Recently, Jon Lester came momentarily unglued after a series of close calls went against him leading to his only walk in an otherwise dominant performance against the Chicago Cubs. He surrendered a home run to the next batter before regaining his composure. Kevin Youkilis and Valentine were ejected in the span of a minute after a tough called third strike in another game. Witnessing this type of behavior on the field, it is easy to make assumptions about discontent off of it.
These are the types of reactions you can expect from a team that is just 35-33 despite a Pythagorean record of 38-30. Based on runs scored and runs allowed, the Red Sox should be much better. In the AL East, only the first place New York Yankees have a better run differential, yet Boston still trails the Tampa Bay Rays and the Baltimore Orioles. Even with a number of their star players on the DL, the Red Sox are still competitive but they are feeling the pressure and they aren’t hiding that fact well.
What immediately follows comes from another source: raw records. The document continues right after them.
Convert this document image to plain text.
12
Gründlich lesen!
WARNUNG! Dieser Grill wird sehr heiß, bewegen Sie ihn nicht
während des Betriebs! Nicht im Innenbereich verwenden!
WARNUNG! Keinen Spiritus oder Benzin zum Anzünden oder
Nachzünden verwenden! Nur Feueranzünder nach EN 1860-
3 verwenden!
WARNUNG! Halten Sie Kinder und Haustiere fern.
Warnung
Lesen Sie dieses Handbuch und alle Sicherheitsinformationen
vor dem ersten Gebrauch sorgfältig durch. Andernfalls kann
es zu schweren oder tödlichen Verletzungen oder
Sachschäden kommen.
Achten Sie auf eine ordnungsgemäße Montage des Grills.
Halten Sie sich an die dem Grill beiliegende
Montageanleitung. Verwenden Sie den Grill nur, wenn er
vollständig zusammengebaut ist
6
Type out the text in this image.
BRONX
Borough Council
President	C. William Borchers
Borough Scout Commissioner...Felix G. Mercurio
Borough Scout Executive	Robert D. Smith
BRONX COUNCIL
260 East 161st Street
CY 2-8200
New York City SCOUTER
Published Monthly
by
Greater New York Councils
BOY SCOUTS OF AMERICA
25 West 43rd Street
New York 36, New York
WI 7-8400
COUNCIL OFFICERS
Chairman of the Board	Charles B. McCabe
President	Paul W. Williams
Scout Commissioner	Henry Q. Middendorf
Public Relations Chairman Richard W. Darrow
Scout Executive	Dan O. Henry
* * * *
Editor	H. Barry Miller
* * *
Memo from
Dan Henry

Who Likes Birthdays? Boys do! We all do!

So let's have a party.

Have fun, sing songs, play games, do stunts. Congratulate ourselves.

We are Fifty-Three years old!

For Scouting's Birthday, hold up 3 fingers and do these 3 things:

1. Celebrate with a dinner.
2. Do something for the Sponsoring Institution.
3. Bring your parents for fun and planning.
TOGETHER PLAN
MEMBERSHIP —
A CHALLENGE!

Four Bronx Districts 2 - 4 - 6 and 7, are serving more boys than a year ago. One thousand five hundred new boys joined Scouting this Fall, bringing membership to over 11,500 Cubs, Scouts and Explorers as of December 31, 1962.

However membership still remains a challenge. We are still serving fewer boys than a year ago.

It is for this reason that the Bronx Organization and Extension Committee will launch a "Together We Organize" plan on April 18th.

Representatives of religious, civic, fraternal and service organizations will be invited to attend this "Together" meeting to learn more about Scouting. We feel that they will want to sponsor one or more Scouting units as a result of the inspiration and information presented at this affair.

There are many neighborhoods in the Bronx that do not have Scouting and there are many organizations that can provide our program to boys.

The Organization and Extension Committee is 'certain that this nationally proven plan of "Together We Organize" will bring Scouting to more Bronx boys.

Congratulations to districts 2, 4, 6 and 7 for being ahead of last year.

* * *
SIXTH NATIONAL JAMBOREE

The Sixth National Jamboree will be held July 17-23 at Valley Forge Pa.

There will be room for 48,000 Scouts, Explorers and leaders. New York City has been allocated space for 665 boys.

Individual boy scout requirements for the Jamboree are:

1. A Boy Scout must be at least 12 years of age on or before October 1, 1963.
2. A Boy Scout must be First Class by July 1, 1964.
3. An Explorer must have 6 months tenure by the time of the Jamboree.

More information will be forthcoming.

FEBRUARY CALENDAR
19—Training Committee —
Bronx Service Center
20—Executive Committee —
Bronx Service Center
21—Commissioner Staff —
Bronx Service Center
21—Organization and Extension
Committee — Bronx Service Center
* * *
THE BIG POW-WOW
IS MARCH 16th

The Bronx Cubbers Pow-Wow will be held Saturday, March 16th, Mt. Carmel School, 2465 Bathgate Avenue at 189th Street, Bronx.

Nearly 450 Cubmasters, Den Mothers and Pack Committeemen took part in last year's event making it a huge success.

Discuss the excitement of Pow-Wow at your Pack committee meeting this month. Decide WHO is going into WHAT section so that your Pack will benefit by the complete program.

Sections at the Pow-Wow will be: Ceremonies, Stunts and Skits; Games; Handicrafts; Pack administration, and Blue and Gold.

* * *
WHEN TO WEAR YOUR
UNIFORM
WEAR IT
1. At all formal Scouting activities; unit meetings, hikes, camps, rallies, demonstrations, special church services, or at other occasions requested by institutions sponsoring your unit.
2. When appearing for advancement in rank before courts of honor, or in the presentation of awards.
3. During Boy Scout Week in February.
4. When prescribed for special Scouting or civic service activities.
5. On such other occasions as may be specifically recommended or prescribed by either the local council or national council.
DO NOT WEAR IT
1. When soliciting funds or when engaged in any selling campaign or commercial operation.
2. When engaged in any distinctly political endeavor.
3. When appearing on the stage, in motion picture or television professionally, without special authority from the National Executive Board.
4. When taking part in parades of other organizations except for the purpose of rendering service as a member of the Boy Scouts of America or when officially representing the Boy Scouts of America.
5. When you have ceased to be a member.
However, that doesn’t necessarily mean the team is at odds internally. If anything, the fried-chicken-and-beer scandal after last season was an example of the team being too focused on hanging out and having a good time together. While a player like Kevin Youkilis, who is slumping and likely to be shipped out, might have legitimate reason to be discontent, the rest of the team has scrapped and clawed to stay respectable while six starting outfielders have gone down to injury, the newly acquired closer was lost in Spring Training and the newly acquired set up man, the original fifth starter and the starting first and third baseman have all woefully underperformed.
David Ortiz describes the situation in Boston perfectly when he says, “we’re just waiting for the guys with injuries to come back so our team can get in the beast mode.” Murphy’s Law has ruled the 2012 season, everything that could go wrong has and still Boston has the second best Pythagorean record in the division and the forth best in theALand they are just three games back in the wild card standings. Whether or not they have a toxic environment at the moment, the Red Sox are far from out of the running and what really matters is not getting along, but getting healthy.